Quinnipiac Bobcats (29-7-5)
The highest-ranked team coming into the Frozen Four is also the top overall seed in the entire tournament, the Quinnipiac Bobcats. Despite the hype around the team, the lack of experience on this big stage has managed to even the playing field.
Quinnipiac isn’t worried, though, especially with a team that leans heavily on one of the best college goalies in the nation, Eric Hartzell, and is predicated on elite defensive play.
Hartzell finished the regular season ranked third in the country with a 1.55 goals against average and five shutouts, while also adding an impressive .933 save percentage and 29 victories.
The Bobcats' offense shouldn’t be underestimated either, especially with Jeremy Langlois and Matthew Peca (30 points apiece) relentlessly attacking throughout the game, but Quinnipiac will always be a team built on defense and goaltending.
St. Cloud State Huskies (25-15-1)
While most of the other teams made it to the Frozen Four on their defensive prowess, the St. Cloud State Huskies are the best offensive team in the entire tournament. At 3.41 goals per game, the Huskies were the second-highest scoring team in the nation.

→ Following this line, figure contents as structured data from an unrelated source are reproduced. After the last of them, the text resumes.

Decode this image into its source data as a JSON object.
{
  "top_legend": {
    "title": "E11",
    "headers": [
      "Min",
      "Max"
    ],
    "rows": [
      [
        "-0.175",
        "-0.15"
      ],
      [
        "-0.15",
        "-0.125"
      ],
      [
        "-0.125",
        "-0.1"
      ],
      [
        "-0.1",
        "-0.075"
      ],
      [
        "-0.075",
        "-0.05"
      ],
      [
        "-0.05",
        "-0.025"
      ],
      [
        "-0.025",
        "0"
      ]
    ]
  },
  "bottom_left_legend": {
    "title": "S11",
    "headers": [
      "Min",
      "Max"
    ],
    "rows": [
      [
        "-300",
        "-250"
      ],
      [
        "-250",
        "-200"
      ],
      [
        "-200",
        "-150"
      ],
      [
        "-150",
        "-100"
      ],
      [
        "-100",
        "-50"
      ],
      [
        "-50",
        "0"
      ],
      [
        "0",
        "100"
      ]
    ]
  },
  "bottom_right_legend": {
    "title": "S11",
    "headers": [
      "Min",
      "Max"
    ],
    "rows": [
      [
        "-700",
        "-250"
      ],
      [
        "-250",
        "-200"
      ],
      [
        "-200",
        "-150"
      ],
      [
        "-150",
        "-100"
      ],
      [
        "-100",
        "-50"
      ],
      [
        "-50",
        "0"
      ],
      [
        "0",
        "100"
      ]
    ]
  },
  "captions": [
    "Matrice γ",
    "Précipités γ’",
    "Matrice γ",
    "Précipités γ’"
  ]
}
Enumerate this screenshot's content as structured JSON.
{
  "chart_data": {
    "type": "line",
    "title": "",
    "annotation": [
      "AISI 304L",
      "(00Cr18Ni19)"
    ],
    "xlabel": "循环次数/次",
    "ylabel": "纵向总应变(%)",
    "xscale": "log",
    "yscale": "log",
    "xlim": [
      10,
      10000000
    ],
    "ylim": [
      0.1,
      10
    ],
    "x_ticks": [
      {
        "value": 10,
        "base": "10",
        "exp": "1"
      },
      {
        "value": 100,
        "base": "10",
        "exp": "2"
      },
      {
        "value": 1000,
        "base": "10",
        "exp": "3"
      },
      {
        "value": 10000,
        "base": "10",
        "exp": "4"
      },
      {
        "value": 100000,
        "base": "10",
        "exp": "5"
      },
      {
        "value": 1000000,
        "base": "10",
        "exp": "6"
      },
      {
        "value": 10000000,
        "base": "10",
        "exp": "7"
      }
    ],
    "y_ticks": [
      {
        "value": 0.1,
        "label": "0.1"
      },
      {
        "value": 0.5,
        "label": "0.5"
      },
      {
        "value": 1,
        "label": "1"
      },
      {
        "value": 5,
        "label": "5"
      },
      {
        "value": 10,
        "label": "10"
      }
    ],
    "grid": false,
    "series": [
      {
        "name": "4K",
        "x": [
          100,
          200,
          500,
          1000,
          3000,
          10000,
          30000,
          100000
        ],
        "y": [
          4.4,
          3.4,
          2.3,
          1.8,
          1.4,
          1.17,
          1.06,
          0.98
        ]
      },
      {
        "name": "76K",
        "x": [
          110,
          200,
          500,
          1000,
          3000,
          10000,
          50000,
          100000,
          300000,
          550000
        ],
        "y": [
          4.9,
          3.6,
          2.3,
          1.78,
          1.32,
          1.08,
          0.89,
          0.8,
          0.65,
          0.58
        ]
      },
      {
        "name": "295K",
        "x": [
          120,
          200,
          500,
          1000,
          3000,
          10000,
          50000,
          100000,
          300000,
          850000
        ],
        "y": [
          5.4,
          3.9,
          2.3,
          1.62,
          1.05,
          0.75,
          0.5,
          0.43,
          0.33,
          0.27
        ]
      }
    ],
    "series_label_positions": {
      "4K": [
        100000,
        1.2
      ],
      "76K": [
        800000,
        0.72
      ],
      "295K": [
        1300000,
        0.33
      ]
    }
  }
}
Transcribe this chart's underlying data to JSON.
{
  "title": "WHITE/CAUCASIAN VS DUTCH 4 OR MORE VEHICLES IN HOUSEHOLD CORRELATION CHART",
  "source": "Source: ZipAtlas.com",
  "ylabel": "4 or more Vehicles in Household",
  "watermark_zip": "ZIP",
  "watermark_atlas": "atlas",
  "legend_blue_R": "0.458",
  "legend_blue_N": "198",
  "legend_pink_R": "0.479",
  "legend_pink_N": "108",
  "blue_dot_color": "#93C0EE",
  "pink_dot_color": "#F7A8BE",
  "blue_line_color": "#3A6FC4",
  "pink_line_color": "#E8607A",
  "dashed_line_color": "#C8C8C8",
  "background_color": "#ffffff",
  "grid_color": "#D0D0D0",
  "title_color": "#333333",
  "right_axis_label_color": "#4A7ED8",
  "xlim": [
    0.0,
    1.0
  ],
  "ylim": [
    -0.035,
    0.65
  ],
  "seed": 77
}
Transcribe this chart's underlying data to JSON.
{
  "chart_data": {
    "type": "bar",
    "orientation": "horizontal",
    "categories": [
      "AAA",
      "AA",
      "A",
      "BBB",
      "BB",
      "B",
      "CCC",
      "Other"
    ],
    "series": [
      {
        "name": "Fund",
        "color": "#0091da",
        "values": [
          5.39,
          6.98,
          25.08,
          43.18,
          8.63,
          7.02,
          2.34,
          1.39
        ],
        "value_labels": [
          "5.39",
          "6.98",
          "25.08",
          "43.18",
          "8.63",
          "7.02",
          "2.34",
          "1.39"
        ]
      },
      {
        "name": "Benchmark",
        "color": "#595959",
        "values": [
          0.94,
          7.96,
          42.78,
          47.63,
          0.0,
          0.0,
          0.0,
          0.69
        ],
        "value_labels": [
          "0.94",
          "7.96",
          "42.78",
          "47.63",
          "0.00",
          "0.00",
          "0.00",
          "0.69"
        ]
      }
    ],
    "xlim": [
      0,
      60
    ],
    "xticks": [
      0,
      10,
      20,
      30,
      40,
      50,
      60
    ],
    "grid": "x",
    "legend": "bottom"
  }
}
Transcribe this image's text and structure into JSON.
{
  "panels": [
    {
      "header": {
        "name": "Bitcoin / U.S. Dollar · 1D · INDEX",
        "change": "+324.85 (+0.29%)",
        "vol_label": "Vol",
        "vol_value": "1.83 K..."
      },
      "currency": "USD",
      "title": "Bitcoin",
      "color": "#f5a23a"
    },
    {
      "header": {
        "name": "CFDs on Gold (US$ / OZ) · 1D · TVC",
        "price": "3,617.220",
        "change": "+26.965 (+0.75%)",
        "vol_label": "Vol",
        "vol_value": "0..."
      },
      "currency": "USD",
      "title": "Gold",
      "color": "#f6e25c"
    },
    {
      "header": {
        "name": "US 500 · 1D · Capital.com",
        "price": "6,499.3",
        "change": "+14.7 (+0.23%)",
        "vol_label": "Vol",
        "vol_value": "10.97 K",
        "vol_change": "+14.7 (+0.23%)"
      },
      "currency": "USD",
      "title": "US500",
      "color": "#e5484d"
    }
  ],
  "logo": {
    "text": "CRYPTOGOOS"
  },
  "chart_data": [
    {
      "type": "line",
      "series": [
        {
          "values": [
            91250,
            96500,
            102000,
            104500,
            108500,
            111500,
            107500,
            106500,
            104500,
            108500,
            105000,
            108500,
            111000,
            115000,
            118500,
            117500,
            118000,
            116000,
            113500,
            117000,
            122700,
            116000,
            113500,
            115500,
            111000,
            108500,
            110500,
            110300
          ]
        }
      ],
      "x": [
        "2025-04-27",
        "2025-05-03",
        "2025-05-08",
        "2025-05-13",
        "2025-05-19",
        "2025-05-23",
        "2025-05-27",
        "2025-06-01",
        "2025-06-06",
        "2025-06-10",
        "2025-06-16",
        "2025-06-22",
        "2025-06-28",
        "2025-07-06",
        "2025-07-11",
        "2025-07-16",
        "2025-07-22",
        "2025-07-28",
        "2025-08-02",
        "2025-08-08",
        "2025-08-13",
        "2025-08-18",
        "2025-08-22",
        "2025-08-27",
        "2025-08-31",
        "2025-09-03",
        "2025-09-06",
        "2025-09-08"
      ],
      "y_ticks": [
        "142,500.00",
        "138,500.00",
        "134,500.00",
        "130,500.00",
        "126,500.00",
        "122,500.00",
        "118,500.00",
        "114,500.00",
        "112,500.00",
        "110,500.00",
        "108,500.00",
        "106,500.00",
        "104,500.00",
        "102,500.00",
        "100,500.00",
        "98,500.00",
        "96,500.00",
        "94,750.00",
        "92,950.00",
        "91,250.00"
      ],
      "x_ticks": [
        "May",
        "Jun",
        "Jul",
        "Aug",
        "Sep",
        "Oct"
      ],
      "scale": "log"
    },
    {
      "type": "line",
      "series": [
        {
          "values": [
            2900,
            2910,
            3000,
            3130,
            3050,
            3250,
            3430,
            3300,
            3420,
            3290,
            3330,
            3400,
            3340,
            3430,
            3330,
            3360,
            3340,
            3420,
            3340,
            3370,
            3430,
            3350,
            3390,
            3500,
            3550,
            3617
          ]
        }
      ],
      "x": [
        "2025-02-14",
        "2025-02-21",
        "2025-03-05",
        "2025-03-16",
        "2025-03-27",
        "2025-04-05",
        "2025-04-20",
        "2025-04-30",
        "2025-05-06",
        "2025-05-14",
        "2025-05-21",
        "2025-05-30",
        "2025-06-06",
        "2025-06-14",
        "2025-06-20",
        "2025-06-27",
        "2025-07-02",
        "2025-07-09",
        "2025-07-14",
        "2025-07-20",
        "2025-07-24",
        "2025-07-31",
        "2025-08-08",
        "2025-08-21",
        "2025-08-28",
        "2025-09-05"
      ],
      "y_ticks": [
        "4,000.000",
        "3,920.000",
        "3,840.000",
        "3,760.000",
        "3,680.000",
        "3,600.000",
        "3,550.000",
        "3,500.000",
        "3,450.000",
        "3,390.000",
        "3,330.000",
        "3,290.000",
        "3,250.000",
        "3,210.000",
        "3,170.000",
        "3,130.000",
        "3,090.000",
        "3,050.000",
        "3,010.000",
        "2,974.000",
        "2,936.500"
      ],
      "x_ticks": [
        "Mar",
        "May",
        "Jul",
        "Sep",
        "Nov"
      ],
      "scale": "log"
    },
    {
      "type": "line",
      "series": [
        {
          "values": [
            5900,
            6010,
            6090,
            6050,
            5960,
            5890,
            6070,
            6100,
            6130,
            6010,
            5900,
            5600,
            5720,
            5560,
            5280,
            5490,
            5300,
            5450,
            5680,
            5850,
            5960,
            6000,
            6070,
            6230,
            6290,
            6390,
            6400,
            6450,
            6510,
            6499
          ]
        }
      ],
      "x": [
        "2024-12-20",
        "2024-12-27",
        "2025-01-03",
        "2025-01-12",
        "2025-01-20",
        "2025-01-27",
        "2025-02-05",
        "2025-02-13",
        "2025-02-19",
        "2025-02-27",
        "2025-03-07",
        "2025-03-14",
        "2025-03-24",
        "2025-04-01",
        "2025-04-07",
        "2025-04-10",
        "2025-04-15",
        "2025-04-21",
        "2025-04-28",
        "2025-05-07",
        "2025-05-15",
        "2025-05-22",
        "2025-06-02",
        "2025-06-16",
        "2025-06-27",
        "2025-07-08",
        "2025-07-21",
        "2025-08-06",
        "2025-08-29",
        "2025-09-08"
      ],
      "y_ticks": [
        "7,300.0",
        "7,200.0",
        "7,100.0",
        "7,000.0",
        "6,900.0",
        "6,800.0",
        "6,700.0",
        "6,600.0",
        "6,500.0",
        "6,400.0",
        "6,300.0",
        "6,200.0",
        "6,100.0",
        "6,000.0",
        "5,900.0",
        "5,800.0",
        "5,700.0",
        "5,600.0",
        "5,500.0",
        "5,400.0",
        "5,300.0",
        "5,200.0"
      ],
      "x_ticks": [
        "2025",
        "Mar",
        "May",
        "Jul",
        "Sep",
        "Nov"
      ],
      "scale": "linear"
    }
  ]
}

Led by the elite play of forward Drew LeBlanc (13, goals, 37 assists and 50 points) and the goal-scoring touch of Jonny Brodzinski (22 goals), the Huskies will push the tough defense of their competition to the limits.
The biggest key for St. Cloud State will be the play of goaltender Ryan Faragher. While the Huskies’ goalie has been amazing at points during the season, he has been lackluster at times too, posting an overall 24-14-1 record, a 2.23 goals against average and a save percentage of .916.
While those numbers are admirable, against the top teams in the nation, St. Cloud State could be exposed for its weakness.
As long as the Huskies continue to commit to playing strong fundamental defense in front of Faragher, their talented offensive unit still has the firepower to help deliver a national championship if the unit stays hot through the Frozen Four and into the finals.